In the present study, the multi-layer perceptron method was employed, which is considered one of the best ANN methods. The method consists of a three-layer system of nodes (Input–Hidden–Output). The network was trained using a Bayesian Regularisation training algorithm (‘trainbr’ function) in MATLAB using the Neural Fitting app. Six sets of input parameters (UPV_dry, BTS_dry, UCS_dry, ρ, φ and rock type) and three sets of output parameters (UCS_wet, UPV_wet and BTS_wet) were fed to the network for training purposes. It means when the network is trained, it will generate three output parameters by providing six input parameters {y = net(x)} (figure 8). When the number of hidden layer is one, it is called shallow neural network (SNN), and when it is more than one, then the network is called a deep neural network (DNN). In the hidden and output layer, the network comprises the logarithmic sigmoidal function and the sigmoidal tangent function, respectively.

Figure 8

The neural structure of the developed ANN model.

In this paper, a total of 81 datasets (42 sandstones and 39 shales) were used to develop an ANN model such that 69 datasets (85%) were used to train the network, and 12 datasets (15%) were used for testing of the developed ANN model. The ANN validation curve shows that the best training performance of 2.8875 occurred at epoch 201 (figure 9a). The regression plot for training, testing and overall dataset for the developed model has been shown in figure 9(b).

Figure 9

Showing the best training performance of the ANN model (a), and the obtained regression of the ANN model (b).

5.4 Comparative analysis

The ANN model was developed to predict strength parameters in wet conditions using UCS, UPV, BTS in a dry condition, ρ, φ, and rock type information. Since the trends of the regressions to predict UCS from UPV for shale and sandstone are different, the coefficient of correlation (R = 0.99327) values obtained during the training of the network are exceptional. A comparative analysis between the measured and predicted values using SR, MR and ANN models is shown in figures 10 and 11 for sandstone and shale, respectively. In the 1:1 (x:y) scatter plot, it was observed that the predicted values from SR, MR and ANN model lie close to each other and the 1:1 line. Hence, the predicted values using the SR, MR and ANN models are statistically acceptable. The ANN model can predict multiple output parameters, while MR and SR models can only predict a single output parameter. Moreover, MR can incorporate multiple input (independent variable) parameters for better generalisation of the dataset, while SR uses only one independent variable for the prediction of the dependent variable.

Figure 10

Measured vs. estimated plots for (a) UCS, (b) UPV and (c) BTS in wet/saturated condition for sandstone samples.

Figure 11

Measured vs. estimated plots for (a) UCS, (b) UPV and (c) BTS in wet/saturated condition for shale samples.

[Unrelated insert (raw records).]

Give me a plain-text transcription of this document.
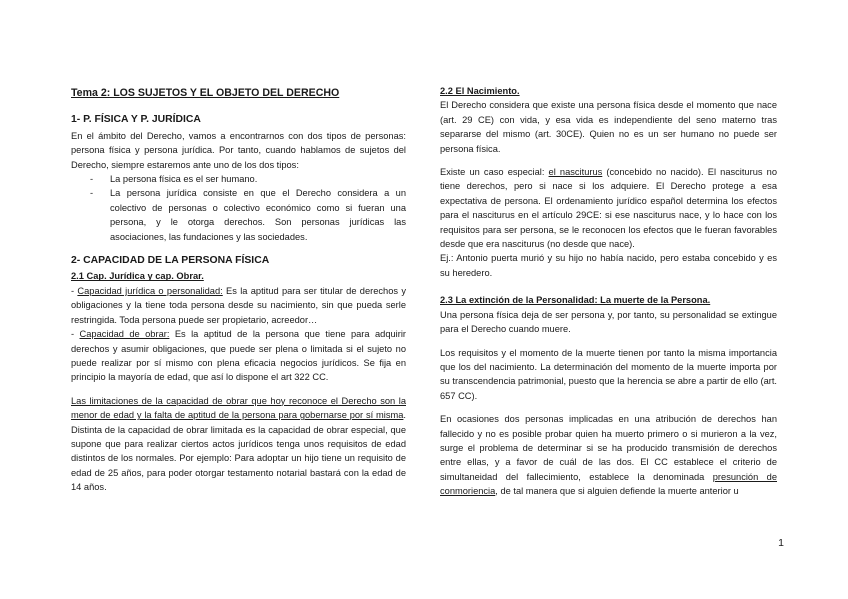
Tema 2: LOS SUJETOS Y EL OBJETO DEL DERECHO

1- P. FÍSICA Y P. JURÍDICA

En el ámbito del Derecho, vamos a encontrarnos con dos tipos de personas: persona física y persona jurídica. Por tanto, cuando hablamos de sujetos del Derecho, siempre estaremos ante uno de los dos tipos:

- La persona física es el ser humano.
- La persona jurídica consiste en que el Derecho considera a un colectivo de personas o colectivo económico como si fueran una persona, y le otorga derechos. Son personas jurídicas las asociaciones, las fundaciones y las sociedades.

2- CAPACIDAD DE LA PERSONA FÍSICA

2.1 Cap. Jurídica y cap. Obrar.

- Capacidad jurídica o personalidad: Es la aptitud para ser titular de derechos y obligaciones y la tiene toda persona desde su nacimiento, sin que pueda serle restringida. Toda persona puede ser propietario, acreedor…

- Capacidad de obrar: Es la aptitud de la persona que tiene para adquirir derechos y asumir obligaciones, que puede ser plena o limitada si el sujeto no puede realizar por sí mismo con plena eficacia negocios jurídicos. Se fija en principio la mayoría de edad, que así lo dispone el art 322 CC.

Las limitaciones de la capacidad de obrar que hoy reconoce el Derecho son la menor de edad y la falta de aptitud de la persona para gobernarse por sí misma. Distinta de la capacidad de obrar limitada es la capacidad de obrar especial, que supone que para realizar ciertos actos jurídicos tenga unos requisitos de edad distintos de los normales. Por ejemplo: Para adoptar un hijo tiene un requisito de edad de 25 años, para poder otorgar testamento notarial bastará con la edad de 14 años.

2.2 El Nacimiento.

El Derecho considera que existe una persona física desde el momento que nace (art. 29 CE) con vida, y esa vida es independiente del seno materno tras separarse del mismo (art. 30CE). Quien no es un ser humano no puede ser persona física.

Existe un caso especial: el nasciturus (concebido no nacido). El nasciturus no tiene derechos, pero si nace si los adquiere. El Derecho protege a esa expectativa de persona. El ordenamiento jurídico español determina los efectos para el nasciturus en el artículo 29CE: si ese nasciturus nace, y lo hace con los requisitos para ser persona, se le reconocen los efectos que le fueran favorables desde que era nasciturus (no desde que nace).

Ej.: Antonio puerta murió y su hijo no había nacido, pero estaba concebido y es su heredero.

2.3 La extinción de la Personalidad: La muerte de la Persona.

Una persona física deja de ser persona y, por tanto, su personalidad se extingue para el Derecho cuando muere.

Los requisitos y el momento de la muerte tienen por tanto la misma importancia que los del nacimiento. La determinación del momento de la muerte importa por su transcendencia patrimonial, puesto que la herencia se abre a partir de ello (art. 657 CC).

En ocasiones dos personas implicadas en una atribución de derechos han fallecido y no es posible probar quien ha muerto primero o si murieron a la vez, surge el problema de determinar si se ha producido transmisión de derechos entre ellas, y a favor de cuál de las dos. El CC establece el criterio de simultaneidad del fallecimiento, establece la denominada presunción de conmoriencia, de tal manera que si alguien defiende la muerte anterior u

1
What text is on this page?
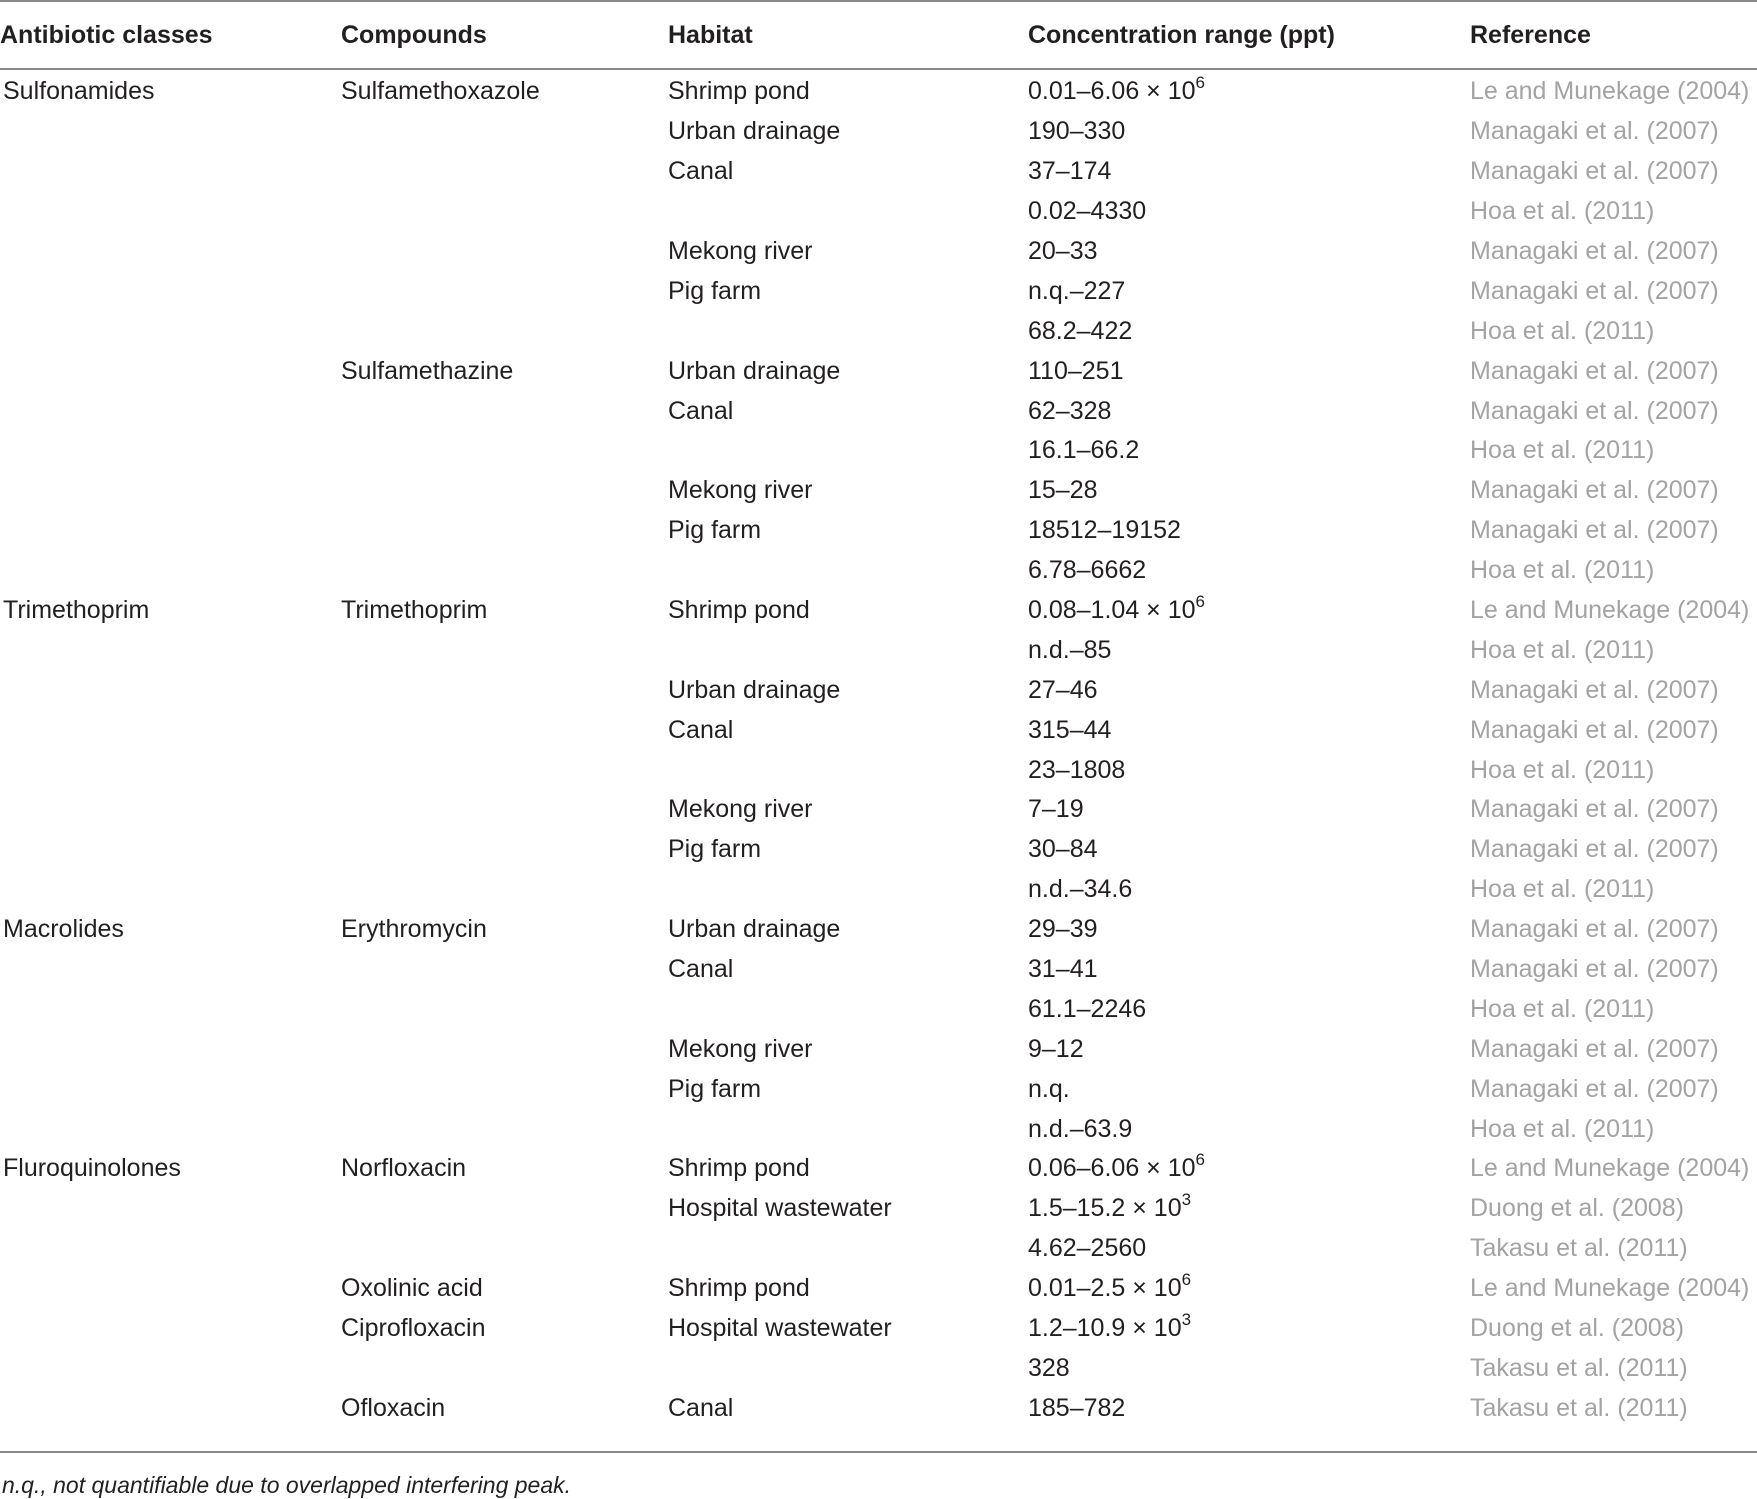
Antibiotic classes	Compounds	Habitat	Concentration range (ppt)	Reference

Sulfonamides	Sulfamethoxazole	Shrimp pond	$0.01-6.06 \times 10^6$	Le and Munekage (2004)
		Urban drainage	190–330	Managaki et al. (2007)
		Canal	37–174	Managaki et al. (2007)
			0.02–4330	Hoa et al. (2011)
		Mekong river	20–33	Managaki et al. (2007)
		Pig farm	n.q.–227	Managaki et al. (2007)
			68.2–422	Hoa et al. (2011)
	Sulfamethazine	Urban drainage	110–251	Managaki et al. (2007)
		Canal	62–328	Managaki et al. (2007)
			16.1–66.2	Hoa et al. (2011)
		Mekong river	15–28	Managaki et al. (2007)
		Pig farm	18512–19152	Managaki et al. (2007)
			6.78–6662	Hoa et al. (2011)
Trimethoprim	Trimethoprim	Shrimp pond	$0.08-1.04 \times 10^6$	Le and Munekage (2004)
			n.d.–85	Hoa et al. (2011)
		Urban drainage	27–46	Managaki et al. (2007)
		Canal	315–44	Managaki et al. (2007)
			23–1808	Hoa et al. (2011)
		Mekong river	7–19	Managaki et al. (2007)
		Pig farm	30–84	Managaki et al. (2007)
			n.d.–34.6	Hoa et al. (2011)
Macrolides	Erythromycin	Urban drainage	29–39	Managaki et al. (2007)
		Canal	31–41	Managaki et al. (2007)
			61.1–2246	Hoa et al. (2011)
		Mekong river	9–12	Managaki et al. (2007)
		Pig farm	n.q.	Managaki et al. (2007)
			n.d.–63.9	Hoa et al. (2011)
Fluroquinolones	Norfloxacin	Shrimp pond	$0.06-6.06 \times 10^6$	Le and Munekage (2004)
		Hospital wastewater	$1.5-15.2 \times 10^3$	Duong et al. (2008)
			4.62–2560	Takasu et al. (2011)
	Oxolinic acid	Shrimp pond	$0.01-2.5 \times 10^6$	Le and Munekage (2004)
	Ciprofloxacin	Hospital wastewater	$1.2-10.9 \times 10^3$	Duong et al. (2008)
			328	Takasu et al. (2011)
	Ofloxacin	Canal	185–782	Takasu et al. (2011)
n.q., not quantifiable due to overlapped interfering peak.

Statistical parameters such as coefficient of determination (R²), root mean square error (RMSE) and mean absolute percentage error (MAPE) have been used to evaluate the statistical performance of the proposed models. The closer the value of R² to 1.0, the better the model, while the smaller the values of MAPE and RMSE, the better the model (table 4).

$$ {\text{RMSE}} = \sqrt {\frac{1}{n}\mathop \sum \limits_{i = 1}^{n} \left( {M_{i} - P_{i} } \right)^{2} } , $$

(30)

$$ {\text{MAPE}} = \frac{1}{n}\mathop \sum \limits_{i = 1}^{n} \left\{ {\frac{{\left| {M_{i} - P_{i} } \right|}}{{M_{i} }} \times 100} \right\}, $$

(31)

where M_i is the measured ith value, P_i is the ith predicted value, and n is the total number of iterations.

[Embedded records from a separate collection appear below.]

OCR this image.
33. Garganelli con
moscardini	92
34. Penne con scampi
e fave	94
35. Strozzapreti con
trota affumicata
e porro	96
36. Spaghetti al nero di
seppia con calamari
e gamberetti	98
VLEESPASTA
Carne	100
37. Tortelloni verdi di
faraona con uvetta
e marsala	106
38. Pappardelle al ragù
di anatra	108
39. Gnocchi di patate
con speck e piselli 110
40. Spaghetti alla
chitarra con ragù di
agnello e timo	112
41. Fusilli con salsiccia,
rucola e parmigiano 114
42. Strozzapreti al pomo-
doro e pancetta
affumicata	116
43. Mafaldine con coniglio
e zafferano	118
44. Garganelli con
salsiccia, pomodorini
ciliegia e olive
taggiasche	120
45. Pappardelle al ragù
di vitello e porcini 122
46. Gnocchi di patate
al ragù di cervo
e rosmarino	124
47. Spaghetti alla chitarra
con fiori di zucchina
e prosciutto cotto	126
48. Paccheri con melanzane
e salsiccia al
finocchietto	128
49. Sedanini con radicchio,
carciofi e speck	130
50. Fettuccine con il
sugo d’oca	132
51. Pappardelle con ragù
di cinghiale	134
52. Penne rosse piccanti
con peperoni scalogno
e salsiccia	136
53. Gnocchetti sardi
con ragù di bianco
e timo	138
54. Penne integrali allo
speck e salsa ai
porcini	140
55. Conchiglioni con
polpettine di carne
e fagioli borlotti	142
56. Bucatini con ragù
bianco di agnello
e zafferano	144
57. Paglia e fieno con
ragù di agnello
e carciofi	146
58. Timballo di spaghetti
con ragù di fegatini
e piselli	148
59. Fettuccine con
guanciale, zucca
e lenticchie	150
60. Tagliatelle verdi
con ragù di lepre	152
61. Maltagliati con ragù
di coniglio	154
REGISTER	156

Table 4 Statistical performance of the used MR, ANN, and SR models.

6 Summary and conclusions

This paper was aimed to study the changes in strength behaviour under dry and water-saturated conditions of Lower Gondwana coal measure rocks of India. It was observed that the strength parameters reduced while the UPV increased when tested in a saturated condition relative to dry conditions. Empirical correlations were proposed between strength parameters and UPV for shales and sandstones under dry and saturated conditions. The obtained positive regression trends for shales have a steeper gradient than the regressions obtained for sandstones.

Positive correlations have been established between dry and saturated UCS and ρ, while negative correlations were established between dry and saturated UCS and φ for sandstone and shale rocks. The correlation between ∆_UPV–ρ and ∆_UPV–φ showed a negative and positive trend, respectively, for coal measure rocks. Similarly, changes in UCS and BTS have been observed to have a negative correlation with the φ, while it shows a positive correlation with the ρ of sandstone and shale samples.

Regressions to predict the strength parameters in saturated conditions from strength parameters in dry conditions have also been established. The correlation suggests that the change in strength parameters from dry to saturated condition is greater in weak samples than in strong samples. Similarly, relationship between UPV_dry–UPV_wet has also been proposed for coal measure rocks.

Finally, ANN, SR and MR models were used to predict strength parameters and UPV under saturated condition for coal measure rocks. The predicted values using ANN, SR and MR models were plotted in a 1:1 scatter plot against corresponding measured values and compared. ANN model was considered best, as it has the highest generalisation capacity of the dataset and predicts multiple output parameters.

The study presents empirical equations to predict the UCS, BTS and UPV in saturated conditions using the geomechanical, physical and dynamic properties in the dry conditions for sandstone and shale rocks of Lower Gondwana. The obtained regressions were compared with the regressions obtained in the previous studies, and a clear lithological control in the regressions was observed. The lithological control can also be seen between the regressions of sandstone and shale samples used in the present study. Therefore, it can be suggested that the regressions proposed for a particular rock type can only be used for that rock type only.